Since the start of the decade, big pharma companies from Europe and the United States have descended on China to get in on the country’s biotech boom.

The latest big pharma player to get a piece of the action however is closer to home. Takeda of Japan has partnered with Hong Kong-based Hutchmed, gaining the commercial rights to colorectal cancer drug fruquintinib outside of China for $400 million up front, plus $730 million in potential milestone payments.

The oral vascular endothelial growth factor receptors (VEGFR) 1/2/3 tyrosine kinase inhibitor is progressing toward approval in the U.S. and Europe, with submissions planned this year. In 2018, fruquintinib became the first domestically produced drug for a major cancer type to be approved in China, where it is known as Elunate and is marketed by Eli Lilly, through a deal signed in 2013.

Takeda also will help develop fruquintinib, which can be applied to subtypes of refractory metastatic colorectal cancer, regardless of biomarker status, the companies said.

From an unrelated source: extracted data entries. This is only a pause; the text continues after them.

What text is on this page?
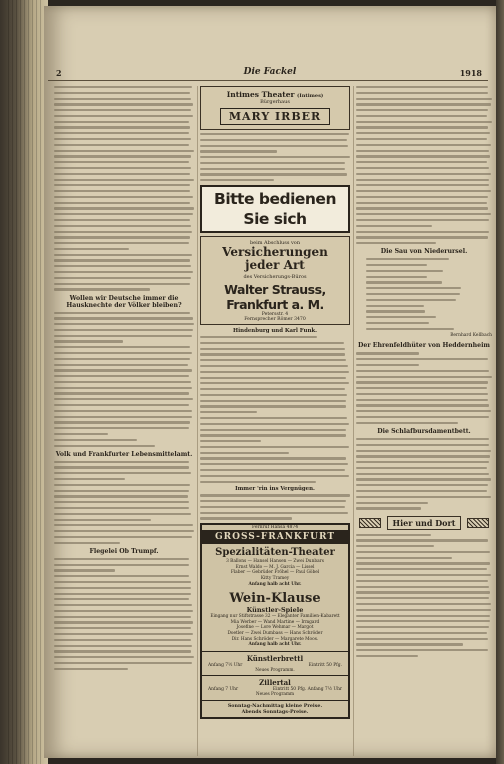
2	Die Fackel	1918
Wollen wir Deutsche immer die Hausknechte der Völker bleiben?
Volk und Frankfurter Lebensmittelamt.
Flegelei Ob Trumpf.
Intimes Theater (Intimes)
Bürgerhaus
MARY IRBER
Bitte bedienen Sie sich
beim Abschluss von
Versicherungen
jeder Art
des Versicherungs-Büros
Walter Strauss, Frankfurt a. M.
Petersstr. 4
Fernsprecher Römer 3470
Hindenburg und Karl Funk.
Immer 'rin ins Vergnügen.
Fernruf Hansa 4874
GROSS-FRANKFURT
Spezialitäten-Theater
3 Ballons — Hansel Hansen — Zwei Dunbars
Ernst Waldo — M. J. Garcia — Lissel
Flaber — Gebrüder Fröhel — Paul Göbel
Kitty Tramey
Anfang halb acht Uhr.
Wein-Klause
Künstler-Spiele
Eingang nur Stiftstrasse 32 — Eleganter Familien-Kabarett
Mia Werber — Wand Martine — Irmgard
Josefine — Lore Wehmar — Margot
Doetler — Zwei Dumbass — Hans Schröder
Dir. Hans Schröder — Margarete Moos.
Anfang halb acht Uhr.
Künstlerbrettl
Anfang 7½ Uhr	Eintritt 50 Pfg.
Neues Programm.
Zillertal
Anfang 7 Uhr	Eintritt 50 Pfg. Anfang 7½ Uhr
Neues Programm
Sonntag-Nachmittag kleine Preise.
Abends Sonntags-Preise.
Die Sau von Niederursel.
Bernhard Kellbach
Der Ehrenfeldhüter von Heddernheim
Die Schlafbursdamentbett.
Hier und Dort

“Fruquintinib has the potential to change the treatment landscape for patients with refractory metastatic CRC who are in need of additional treatment options,” Teresa Bitetti, president of global oncology business at Takeda, said in a release.

Hutchmed CEO and CMO Weiguo Su added that Takeda will help “unlock” the potential of fruquintinib, which was hatched in 2007.

The partnership joins a score of other deals between big pharma and Chinese biotechs developing cancer drugs. Two years ago, Novartis teamed up with BeiGene to develop tislelizumab and commercialize it in Europe, North America and Japan.

Meanwhile Jiangsu-based Innovent has a long association with Lilly in the development of sintilimab. In 2020, Lilly expanded the partnership with a $200 million up front deal—plus $825 million in milestones—to commercialize it outside of China.

Five months ago, Innovent also made a $326 million development deal with Sanofi to combine sintilimab with two oncology drugs from the French drugmaker.

As for Takeda, the Japanese pharma giant sees a big opportunity with fruquintinib, which could become the first drug approved for third-line colorectal cancer in more than seven years. Bayer’s Stivarga reached the market in 2012, followed by Taiho and Servier’s Lonsurf, which came along three years later.

Four months ago, Hutchmed revealed data from its phase 3 trial of fruquintinib which showed a 34% reduction in death. Hutchmed’s international chief medical officer Marek Kania, M.D., called the study results “practice-changing.”